Tolerability-Adapted Imatinib 800 mg/d Versus 400 mg/d Versus 400 mg/d Plus Interferon-α in Newly Diagnosed Chronic Myeloid Leukemia

• Published in: Journal of clinical oncology Vol. 29; no. 12; pp. 1634 - 1642
• Main Authors: Hehlmann, Rüdiger, Lauseker, Michael, Jung-Munkwitz, Susanne, Leitner, Armin, Müller, Martin C., Pletsch, Nadine, Proetel, Ulrike, Haferlach, Claudia, Schlegelberger, Brigitte, Balleisen, Leopold, Hänel, Mathias, Pfirrmann, Markus, Krause, Stefan W., Nerl, Christoph, Pralle, Hans, Gratwohl, Alois, Hossfeld, Dieter K., Hasford, Joerg, Hochhaus, Andreas, Saußele, Susanne
• Format: Journal Article
• Language: English
• Published: Alexandria, VA American Society of Clinical Oncology 20.04.2011
• Subjects: Adolescent; Adult; Aged; Aged, 80 and over; Antineoplastic Combined Chemotherapy Protocols - adverse effects; Antineoplastic Combined Chemotherapy Protocols - therapeutic use; Benzamides; Biological and medical sciences; Chi-Square Distribution; Disease-Free Survival; Dose-Response Relationship, Drug; Female; Germany; Hematologic and hematopoietic diseases; Humans; Imatinib Mesylate; Interferon-alpha - administration & dosage; Kaplan-Meier Estimate; Leukemia, Myelogenous, Chronic, BCR-ABL Positive - diagnosis; Leukemia, Myelogenous, Chronic, BCR-ABL Positive - drug therapy; Leukemia, Myelogenous, Chronic, BCR-ABL Positive - genetics; Leukemia, Myelogenous, Chronic, BCR-ABL Positive - mortality; Leukemias. Malignant lymphomas. Malignant reticulosis. Myelofibrosis; Male; Medical sciences; Middle Aged; Piperazines - administration & dosage; Protein Kinase Inhibitors - administration & dosage; Pyrimidines - administration & dosage; Remission Induction; Risk Assessment; Risk Factors; Survival Rate; Time Factors; Treatment Outcome; Tumors; Young Adult; Germany; Antineoplastic agent; Imatinib; Enzyme; Tyrosine kinase inhibitor; Alpha interferon; Transferases; Enzyme inhibitor; Chronic myelogenous leukemia; Early stage; Malignant hemopathy; Myeloproliferative syndrome; Cancerology; Protein-tyrosine kinase; Comparative study; Cancer
• ISSN: 0732-183X; 1527-7755; 1527-7755
• DOI: 10.1200/JCO.2010.32.0598

Treatment of chronic-phase (CP) chronic myeloid leukemia (CML) with imatinib 400 mg/d can be unsatisfactory. Optimization of treatment is warranted. In all, 1,014 newly diagnosed CP-CML patients were randomly assigned to imatinib 800 mg/d (n = 338), imatinib 400 mg/d (n = 325), or imatinib 400 mg/d plus interferon alfa (IFN-α; n = 351).

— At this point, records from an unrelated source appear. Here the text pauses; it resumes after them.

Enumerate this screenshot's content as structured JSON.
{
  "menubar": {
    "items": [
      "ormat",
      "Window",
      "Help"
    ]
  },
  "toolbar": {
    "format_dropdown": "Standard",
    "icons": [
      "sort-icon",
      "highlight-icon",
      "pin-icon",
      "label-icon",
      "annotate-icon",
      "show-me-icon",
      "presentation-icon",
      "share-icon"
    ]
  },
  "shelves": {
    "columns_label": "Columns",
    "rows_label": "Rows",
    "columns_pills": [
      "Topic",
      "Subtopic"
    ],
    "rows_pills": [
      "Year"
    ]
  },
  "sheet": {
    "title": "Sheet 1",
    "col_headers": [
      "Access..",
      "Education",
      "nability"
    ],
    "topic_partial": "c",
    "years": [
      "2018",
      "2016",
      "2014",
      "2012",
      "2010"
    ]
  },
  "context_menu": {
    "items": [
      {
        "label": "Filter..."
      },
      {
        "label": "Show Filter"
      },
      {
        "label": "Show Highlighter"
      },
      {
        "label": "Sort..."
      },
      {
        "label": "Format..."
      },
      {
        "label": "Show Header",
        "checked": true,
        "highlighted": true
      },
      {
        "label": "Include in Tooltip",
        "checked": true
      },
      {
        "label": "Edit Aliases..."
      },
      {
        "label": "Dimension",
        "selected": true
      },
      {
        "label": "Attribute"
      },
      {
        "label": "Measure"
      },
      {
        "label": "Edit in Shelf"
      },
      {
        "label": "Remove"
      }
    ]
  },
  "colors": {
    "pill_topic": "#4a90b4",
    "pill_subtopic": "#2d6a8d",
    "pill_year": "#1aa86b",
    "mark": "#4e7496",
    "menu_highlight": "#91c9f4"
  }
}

Dose adaptation to avoid higher-grade toxicity was recommended. First primary end point was major molecular remission (MMR) at 12 months. A higher rate of MMR at 12 months occurred with tolerability-adapted imatinib 800 mg/d than with imatinib 400 mg/d (59% [95% CI, 53% to 65%] v 44% [95% CI, 37% to 50%]; P < .001) or imatinib 400 mg/d plus IFN-α (59% v 46% [95% CI, 40% to 52%]; P = .002). Median dose in the 800-mg/d arm was 628 mg/d with a maximum dose of 737 mg/d during months 4 to 6 and a maintenance dose of 600 mg/d. All three treatment approaches were well tolerated with similar grade 3 and 4 adverse events. Independent of treatment approach, MMR at 12 months showed better progression-free survival (99% v 94%; P = .0023) and overall survival (99% v 93%; P = .0011) at 3 years when compared with > 1% on the international scale or no MMR but showed no difference in 0.1% to < 1% on the international scale, which closely correlates with complete cytogenetic remission. Treatment of early-phase CML with imatinib can be optimized. Early high-dose therapy followed by rapid adaptation to good tolerability increases the rate of MMR at 12 months. Achievement of MMR by month 12 is directly associated with improved survival.